Une autre voie prometteuse expérimentée par Ed Boyden consiste à utiliser les propriétés particulières des algues vertes issus des lacs et des étangs qui réagissent fortement à la lumière. Il suffirait alors d’introduire les protéines de ces algues dans certaines parties du cerveau pour que les neurones deviennent réactifs à la lumière et se comportent comme des fusibles : on pourrait “allumer ou éteindre les groupes de neurones à volonté” nous explique le scientifique du MIT. Cette technique appelée Optogénétique pourrait devenir une solution pour les troubles comme Parkinson, les addictions, la dépression et la schizophrénie.

 

Une expérience scientifique décisive


C’est à l’université de Californie qu’une équipe du MIT a réussi à implanter des souvenirs factices dans le cerveau de souris. Une expérience essentielle afin de poursuivre les recherches sur les troubles et les pertes de mémoire. Norman M.Weineberger a dirigé une équipe de recherches en préparant la souris à une tonalité spécifique pour stimuler le noyau basal, une structure située à la base du cerveau dont les cellules libèrent un neurotransmetteur, l’acétylcholine, impliqué dans la formation de la mémoire.

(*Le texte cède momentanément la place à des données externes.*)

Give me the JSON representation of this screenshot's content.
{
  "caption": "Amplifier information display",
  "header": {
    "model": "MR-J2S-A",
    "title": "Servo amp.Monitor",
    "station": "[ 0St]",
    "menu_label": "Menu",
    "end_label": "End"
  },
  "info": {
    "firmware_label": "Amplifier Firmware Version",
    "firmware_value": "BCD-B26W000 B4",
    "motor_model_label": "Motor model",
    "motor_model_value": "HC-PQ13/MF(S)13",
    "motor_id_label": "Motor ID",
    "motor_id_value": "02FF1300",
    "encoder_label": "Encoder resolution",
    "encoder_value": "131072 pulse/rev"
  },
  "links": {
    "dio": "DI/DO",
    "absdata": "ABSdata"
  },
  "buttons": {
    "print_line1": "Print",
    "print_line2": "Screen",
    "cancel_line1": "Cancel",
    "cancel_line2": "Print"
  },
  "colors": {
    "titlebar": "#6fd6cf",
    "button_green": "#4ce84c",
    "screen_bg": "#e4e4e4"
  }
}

En stimulant le noyau basal, les scientifiques ont induit une augmentation du nombre de cellule du cerveau répondant à cette tonalité spécifique. Le lendemain, ils expérimentent la réaction de l’animal en jouant de nouveau le son et se rendent compte que la respiration de la souris s’accélère. Elle reconnaît la bande sonore : un souvenir a donc été crée grâce à une intervention directe sur le cerveau. Les chercheurs précisent d’ailleurs que ce souvenir artificiel est de même nature que les souvenirs “naturels”.

 

Un défi pour la médecine

 

En juillet 2013, une expérience mené par le MIT et le centre de recherche japonais Riken, a montré qu’il était possible d’introduire des souvenirs artificiels dans le cerveau par optogénétique. I a fallu tout d’abord placer les souris dans une pièce dangereuse où elles recevaient des décharges électriques. Puis des zones de leurs hippocampes associée à la mémoire d’une autre pièce représentant aucun danger ont été activées artificiellement. En les replaçant dans cette pièce, les rongeurs ont exprimé un sentiment de peur et se dirigèrent directement vers une pièce neutre : “ L’animal a le souvenir de quelque chose qui ne s’est jamais réellement passé ” concluent les chercheurs en précisant que “sur le plan moléculaire et neuronal, il est impossible de distinguer les vrais souvenirs des faux”.